Comme à la parade !

C’est à bonne allure, au près et toujours propulsés par la bordure orientale d’une dépression Atlantique que 18 Class40 et l’Open 50 de la Classe Gerry Roufs s’approchent en rangs serrés de la pointe de Bretagne. Ouessant et sa DST, Dispositif de Séparation du Trafic, n’étaient plus ce matin qu’à moins de 150 milles du leader toutes classes confondues. Fabien Delahaye (Legallais) n’a désormais plus de marge de manoeuvres, bord à bord avec Achille Nebout (Amarris) et sous la menace d’une douzaine de protagonistes revenus à une quinzaine de milles de son tableau arrière.
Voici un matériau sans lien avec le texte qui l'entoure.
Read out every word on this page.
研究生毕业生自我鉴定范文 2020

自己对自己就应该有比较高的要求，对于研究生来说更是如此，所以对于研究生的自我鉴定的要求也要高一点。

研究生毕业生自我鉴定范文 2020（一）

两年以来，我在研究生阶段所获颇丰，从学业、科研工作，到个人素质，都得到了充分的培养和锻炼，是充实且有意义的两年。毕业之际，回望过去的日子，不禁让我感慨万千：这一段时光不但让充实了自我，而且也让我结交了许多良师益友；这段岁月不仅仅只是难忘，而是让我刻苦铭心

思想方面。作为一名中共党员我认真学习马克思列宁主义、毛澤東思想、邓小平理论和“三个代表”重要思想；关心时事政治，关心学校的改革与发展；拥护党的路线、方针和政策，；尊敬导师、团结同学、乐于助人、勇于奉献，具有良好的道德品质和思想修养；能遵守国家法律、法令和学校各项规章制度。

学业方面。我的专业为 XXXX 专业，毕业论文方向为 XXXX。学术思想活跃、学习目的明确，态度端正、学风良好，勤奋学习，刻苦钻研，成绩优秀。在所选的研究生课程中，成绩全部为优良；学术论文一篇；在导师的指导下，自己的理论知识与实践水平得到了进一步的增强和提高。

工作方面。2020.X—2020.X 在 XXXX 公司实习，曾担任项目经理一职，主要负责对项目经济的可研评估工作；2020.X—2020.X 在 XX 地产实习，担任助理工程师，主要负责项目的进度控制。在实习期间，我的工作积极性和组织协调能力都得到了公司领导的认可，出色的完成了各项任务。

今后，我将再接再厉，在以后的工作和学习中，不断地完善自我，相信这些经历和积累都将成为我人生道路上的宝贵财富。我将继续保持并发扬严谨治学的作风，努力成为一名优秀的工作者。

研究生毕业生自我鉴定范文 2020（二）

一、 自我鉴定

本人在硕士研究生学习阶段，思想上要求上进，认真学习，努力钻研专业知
Parvenu malgré tout à préserver sa position sous le vent de la flotte, il sait d’où vient le danger et va toute la journée tenter de demeurer en situation de contrôle, jusqu’à Ouessant, d’où un nouveau départ très virtuel sera alors donné, pour une flotte compacte où les cartes auront été une nouvelle fois rebattues. Après 2 600 milles de course, 14 jours de régate au couteau, et à moins de 270 milles de l’arrivée à Saint Malo, la 10ème édition de la Transat Québec Saint Malo se refuse toujours à désigner ses lauréats.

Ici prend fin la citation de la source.